If the worst happens and you're forced to miss an important event,
get creative and plan a no-stress makeup event for just mom and daughter. If
you miss helping her get ready for her prom, pick another night to
get all dolled-up with her and go out to a fancy restaurant. If you
missed her preschool graduation, invite the grandparents and put on a
ceremony in your living room. The living room is also a great place
for a makeup recital or play. This will be create precious, unique
memories for you and your kiddos. Also, I suggest writing a letter to
your oldest daughter about missing her preschool graduation, how sad
it made you feel and why, and then save it. The next time you're
forced to miss an event you wanted to attend, do the same thing.
These letters may very well prove invaluable if you're ever on the
phone with one of your daughters and she's in tears because her own
kid graduated from preschool that day, and she couldn't make it
because one of her patients went into cardiac arrest or she went into
labor with her second kiddo or her car just plain wouldn't start. ;)
Now speaking
from the heart, you already know you shouldn't beat yourself up for
missing events in your kids' lives due to your illness because while
you're missing a few events, you are NOT missing their lives: lives
that you
helped make. You were there for their first breath! We treasure
moments with our kids to be sure, but we treasure our kids more. Your
daughters want you at all their special days, I have no doubt, but
you aren't letting your kids down. Fibromyalgia is. You are not your
disease. Your disease is your cross. You are a Mom.
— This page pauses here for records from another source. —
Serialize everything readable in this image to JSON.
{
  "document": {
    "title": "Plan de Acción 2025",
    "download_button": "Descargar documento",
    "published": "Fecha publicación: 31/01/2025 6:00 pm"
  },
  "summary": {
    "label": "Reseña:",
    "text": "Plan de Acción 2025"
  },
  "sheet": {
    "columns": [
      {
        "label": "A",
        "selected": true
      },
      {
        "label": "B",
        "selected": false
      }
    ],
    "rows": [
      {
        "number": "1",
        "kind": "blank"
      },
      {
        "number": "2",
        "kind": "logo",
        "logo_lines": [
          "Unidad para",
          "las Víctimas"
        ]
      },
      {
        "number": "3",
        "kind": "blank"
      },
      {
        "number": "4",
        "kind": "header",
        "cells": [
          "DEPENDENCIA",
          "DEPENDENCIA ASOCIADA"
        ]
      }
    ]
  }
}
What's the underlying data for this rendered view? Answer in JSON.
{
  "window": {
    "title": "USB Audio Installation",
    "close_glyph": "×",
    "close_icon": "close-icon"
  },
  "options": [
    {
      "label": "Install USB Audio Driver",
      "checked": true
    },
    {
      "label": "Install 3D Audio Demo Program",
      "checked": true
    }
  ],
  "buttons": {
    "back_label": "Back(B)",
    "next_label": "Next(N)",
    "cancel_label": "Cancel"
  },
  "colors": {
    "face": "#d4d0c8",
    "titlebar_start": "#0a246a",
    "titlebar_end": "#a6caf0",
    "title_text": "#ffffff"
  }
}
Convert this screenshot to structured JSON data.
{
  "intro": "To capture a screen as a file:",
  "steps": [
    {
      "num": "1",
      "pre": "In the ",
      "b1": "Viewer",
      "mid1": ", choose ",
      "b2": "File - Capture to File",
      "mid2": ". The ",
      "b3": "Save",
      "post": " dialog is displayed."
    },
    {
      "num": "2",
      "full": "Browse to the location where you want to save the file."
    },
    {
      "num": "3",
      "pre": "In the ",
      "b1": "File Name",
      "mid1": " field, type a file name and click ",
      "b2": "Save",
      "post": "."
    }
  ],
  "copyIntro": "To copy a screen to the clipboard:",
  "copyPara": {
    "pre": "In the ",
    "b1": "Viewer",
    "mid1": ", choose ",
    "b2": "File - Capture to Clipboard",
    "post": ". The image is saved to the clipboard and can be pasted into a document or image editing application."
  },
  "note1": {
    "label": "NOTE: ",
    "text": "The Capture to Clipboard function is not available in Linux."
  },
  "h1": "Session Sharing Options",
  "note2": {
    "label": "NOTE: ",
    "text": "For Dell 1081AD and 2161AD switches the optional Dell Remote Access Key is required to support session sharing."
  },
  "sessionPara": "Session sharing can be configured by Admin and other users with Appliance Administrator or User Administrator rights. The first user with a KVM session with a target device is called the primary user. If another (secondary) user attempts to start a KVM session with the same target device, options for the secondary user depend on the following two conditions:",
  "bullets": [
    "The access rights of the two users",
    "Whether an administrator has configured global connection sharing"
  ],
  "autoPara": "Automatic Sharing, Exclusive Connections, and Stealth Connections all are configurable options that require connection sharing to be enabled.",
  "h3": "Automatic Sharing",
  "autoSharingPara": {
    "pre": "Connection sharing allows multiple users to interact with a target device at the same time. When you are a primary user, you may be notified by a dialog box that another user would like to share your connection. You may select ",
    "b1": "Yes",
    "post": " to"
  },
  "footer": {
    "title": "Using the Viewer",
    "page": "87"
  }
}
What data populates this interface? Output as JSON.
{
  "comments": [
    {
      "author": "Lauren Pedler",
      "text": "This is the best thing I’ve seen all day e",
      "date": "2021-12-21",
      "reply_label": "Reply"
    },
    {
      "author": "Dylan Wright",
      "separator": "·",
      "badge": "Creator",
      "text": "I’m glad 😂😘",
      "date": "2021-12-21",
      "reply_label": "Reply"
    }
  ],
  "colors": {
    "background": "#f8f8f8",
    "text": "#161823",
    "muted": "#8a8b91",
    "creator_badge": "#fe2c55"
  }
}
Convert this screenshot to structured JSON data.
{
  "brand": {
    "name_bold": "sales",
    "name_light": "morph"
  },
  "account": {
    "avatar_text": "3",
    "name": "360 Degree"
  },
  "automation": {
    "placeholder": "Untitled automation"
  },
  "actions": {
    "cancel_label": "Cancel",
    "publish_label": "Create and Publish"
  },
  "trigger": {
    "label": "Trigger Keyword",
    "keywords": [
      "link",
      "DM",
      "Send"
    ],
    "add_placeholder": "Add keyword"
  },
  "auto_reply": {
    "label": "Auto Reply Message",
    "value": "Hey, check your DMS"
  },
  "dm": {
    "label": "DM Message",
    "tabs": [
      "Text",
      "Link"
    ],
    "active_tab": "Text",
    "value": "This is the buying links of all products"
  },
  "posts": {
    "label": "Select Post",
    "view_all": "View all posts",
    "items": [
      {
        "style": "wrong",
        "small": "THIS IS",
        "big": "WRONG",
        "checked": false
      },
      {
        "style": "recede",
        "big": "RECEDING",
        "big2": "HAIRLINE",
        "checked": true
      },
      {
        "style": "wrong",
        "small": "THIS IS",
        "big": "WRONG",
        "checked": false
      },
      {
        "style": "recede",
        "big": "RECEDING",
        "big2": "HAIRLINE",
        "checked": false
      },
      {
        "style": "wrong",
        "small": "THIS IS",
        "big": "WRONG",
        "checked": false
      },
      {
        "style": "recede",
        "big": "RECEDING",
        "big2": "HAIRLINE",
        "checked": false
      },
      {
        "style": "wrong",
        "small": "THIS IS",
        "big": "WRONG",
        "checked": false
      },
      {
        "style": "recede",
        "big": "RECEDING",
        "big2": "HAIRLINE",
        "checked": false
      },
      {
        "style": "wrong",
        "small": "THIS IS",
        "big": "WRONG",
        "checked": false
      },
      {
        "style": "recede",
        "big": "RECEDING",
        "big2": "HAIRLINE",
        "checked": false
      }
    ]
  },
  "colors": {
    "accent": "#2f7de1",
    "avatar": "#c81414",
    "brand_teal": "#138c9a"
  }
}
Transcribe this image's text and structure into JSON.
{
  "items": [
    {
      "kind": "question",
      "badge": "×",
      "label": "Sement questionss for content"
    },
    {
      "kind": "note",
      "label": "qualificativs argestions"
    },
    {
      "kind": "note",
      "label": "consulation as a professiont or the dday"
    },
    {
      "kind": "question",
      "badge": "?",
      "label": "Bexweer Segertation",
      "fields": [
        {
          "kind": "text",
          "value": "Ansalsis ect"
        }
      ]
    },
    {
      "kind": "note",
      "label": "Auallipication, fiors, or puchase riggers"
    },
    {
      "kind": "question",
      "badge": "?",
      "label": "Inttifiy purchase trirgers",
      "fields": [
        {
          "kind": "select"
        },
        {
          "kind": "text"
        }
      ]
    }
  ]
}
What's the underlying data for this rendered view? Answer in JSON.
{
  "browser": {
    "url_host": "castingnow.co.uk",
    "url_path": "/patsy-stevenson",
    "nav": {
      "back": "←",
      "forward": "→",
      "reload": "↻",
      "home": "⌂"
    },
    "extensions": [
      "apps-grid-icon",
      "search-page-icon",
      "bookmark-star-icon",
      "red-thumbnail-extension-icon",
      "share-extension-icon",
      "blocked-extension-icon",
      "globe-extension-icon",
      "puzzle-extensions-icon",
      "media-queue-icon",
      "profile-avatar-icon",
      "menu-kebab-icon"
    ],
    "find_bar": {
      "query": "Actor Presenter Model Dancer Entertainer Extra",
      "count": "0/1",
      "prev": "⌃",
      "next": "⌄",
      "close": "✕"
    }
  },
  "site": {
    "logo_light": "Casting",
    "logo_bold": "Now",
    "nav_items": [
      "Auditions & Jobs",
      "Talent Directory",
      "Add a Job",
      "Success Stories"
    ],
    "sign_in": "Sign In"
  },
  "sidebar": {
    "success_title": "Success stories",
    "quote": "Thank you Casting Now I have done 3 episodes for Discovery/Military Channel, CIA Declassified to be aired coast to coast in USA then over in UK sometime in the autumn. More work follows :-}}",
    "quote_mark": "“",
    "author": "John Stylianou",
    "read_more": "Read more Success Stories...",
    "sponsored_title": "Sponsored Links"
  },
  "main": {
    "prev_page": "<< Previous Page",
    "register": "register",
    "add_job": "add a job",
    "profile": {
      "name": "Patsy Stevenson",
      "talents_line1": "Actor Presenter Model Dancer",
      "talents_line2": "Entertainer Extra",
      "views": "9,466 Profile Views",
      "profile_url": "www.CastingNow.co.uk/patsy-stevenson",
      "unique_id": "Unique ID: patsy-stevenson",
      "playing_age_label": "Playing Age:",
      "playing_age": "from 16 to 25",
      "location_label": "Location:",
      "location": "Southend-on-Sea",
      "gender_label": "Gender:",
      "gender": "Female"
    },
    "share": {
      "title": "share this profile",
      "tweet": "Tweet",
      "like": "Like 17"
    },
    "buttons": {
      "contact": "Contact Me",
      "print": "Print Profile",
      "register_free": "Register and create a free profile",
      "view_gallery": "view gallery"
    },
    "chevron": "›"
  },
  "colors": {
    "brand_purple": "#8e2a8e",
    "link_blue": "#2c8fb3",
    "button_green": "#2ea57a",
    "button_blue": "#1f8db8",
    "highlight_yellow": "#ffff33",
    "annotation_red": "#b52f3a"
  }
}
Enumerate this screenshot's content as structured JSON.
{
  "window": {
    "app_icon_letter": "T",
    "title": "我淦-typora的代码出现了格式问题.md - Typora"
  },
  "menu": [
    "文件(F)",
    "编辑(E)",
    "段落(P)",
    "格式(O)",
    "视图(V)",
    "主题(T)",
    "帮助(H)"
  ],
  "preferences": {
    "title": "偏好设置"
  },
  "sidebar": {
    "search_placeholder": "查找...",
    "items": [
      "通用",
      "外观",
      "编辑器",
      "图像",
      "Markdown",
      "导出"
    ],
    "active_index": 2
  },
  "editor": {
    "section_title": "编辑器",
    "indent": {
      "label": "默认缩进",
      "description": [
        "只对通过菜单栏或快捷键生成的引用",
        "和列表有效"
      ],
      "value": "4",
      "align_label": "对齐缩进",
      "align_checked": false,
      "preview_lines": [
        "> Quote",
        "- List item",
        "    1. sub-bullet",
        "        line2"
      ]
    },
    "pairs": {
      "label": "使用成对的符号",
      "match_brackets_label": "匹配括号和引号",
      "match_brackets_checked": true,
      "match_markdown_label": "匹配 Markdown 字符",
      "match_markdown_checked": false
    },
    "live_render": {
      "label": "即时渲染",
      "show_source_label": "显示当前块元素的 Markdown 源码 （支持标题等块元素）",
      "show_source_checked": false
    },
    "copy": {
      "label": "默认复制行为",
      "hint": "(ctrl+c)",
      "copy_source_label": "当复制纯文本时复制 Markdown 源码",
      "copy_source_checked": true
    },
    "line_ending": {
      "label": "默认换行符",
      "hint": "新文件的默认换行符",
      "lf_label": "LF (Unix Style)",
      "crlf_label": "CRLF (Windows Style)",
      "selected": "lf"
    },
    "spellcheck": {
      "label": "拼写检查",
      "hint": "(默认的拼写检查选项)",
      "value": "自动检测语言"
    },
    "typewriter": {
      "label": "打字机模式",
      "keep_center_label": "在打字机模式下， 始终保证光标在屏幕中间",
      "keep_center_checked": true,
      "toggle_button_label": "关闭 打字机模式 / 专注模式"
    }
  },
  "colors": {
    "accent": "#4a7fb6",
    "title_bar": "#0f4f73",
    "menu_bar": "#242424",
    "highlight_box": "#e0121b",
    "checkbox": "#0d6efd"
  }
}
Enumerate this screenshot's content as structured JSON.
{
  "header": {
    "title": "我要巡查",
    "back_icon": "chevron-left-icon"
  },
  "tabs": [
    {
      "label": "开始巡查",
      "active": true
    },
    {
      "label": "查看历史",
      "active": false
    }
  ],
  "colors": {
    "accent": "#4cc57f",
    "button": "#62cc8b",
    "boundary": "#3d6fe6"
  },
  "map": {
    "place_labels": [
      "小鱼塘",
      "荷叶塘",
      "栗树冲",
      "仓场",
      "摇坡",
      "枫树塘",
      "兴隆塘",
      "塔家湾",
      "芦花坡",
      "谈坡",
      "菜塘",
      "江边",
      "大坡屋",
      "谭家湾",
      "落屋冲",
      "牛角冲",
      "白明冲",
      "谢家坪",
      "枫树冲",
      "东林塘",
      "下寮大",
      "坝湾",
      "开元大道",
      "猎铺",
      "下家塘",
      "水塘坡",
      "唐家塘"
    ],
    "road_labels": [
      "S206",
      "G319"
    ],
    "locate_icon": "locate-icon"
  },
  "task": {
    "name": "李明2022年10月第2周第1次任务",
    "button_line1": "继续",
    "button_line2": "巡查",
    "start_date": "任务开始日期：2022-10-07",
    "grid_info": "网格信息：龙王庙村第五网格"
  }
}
Your kids know
you love them with all your heart, and even at such young ages, they
get that you're not staying in bed on purpose. Kids can be amazingly
understanding if we just talk to them honestly and openly, and let
them into our world even if it means letting them in on a little of
our pain.
That
being said, give way to the disappointment and guilt you harbor
inside. Let yourself cry about it, be angry about it, confess it to
God. (See "A Broken & Contrite Heart")“Bucking up” when you feel like garbage won't do anyone any
good. Then, once you've had a good cry, remind yourself of the truth,
of the good things left for you, and of the promise of God to be with you
always and to wipe every tear from your eye (Mt. 28:20; Rev. 21:4). Jesus loves you no
matter what. (Rom. 5:8; Heb. 13:8) He loves your daughters. He saw your little girl
graduate. Pray for peace of mind and strength of body (Phil. 4:4-7). Confess to God
the Father how guilty you feel, how put-upon you are (1 John 1:9), and ask Him to
take the guilt and helplessness from your heart and replace it with a
little compassion for yourself (Ps. 18:6). You know, the kind of compassion and
understanding you'd show any other person in your shoes without
thinking, but that we seem to think we cannot show ourselves even though it is commanded, albeit not directly (Lk. 10:27).
I'm sorry
you're sick, Alone, but I am glad you found us.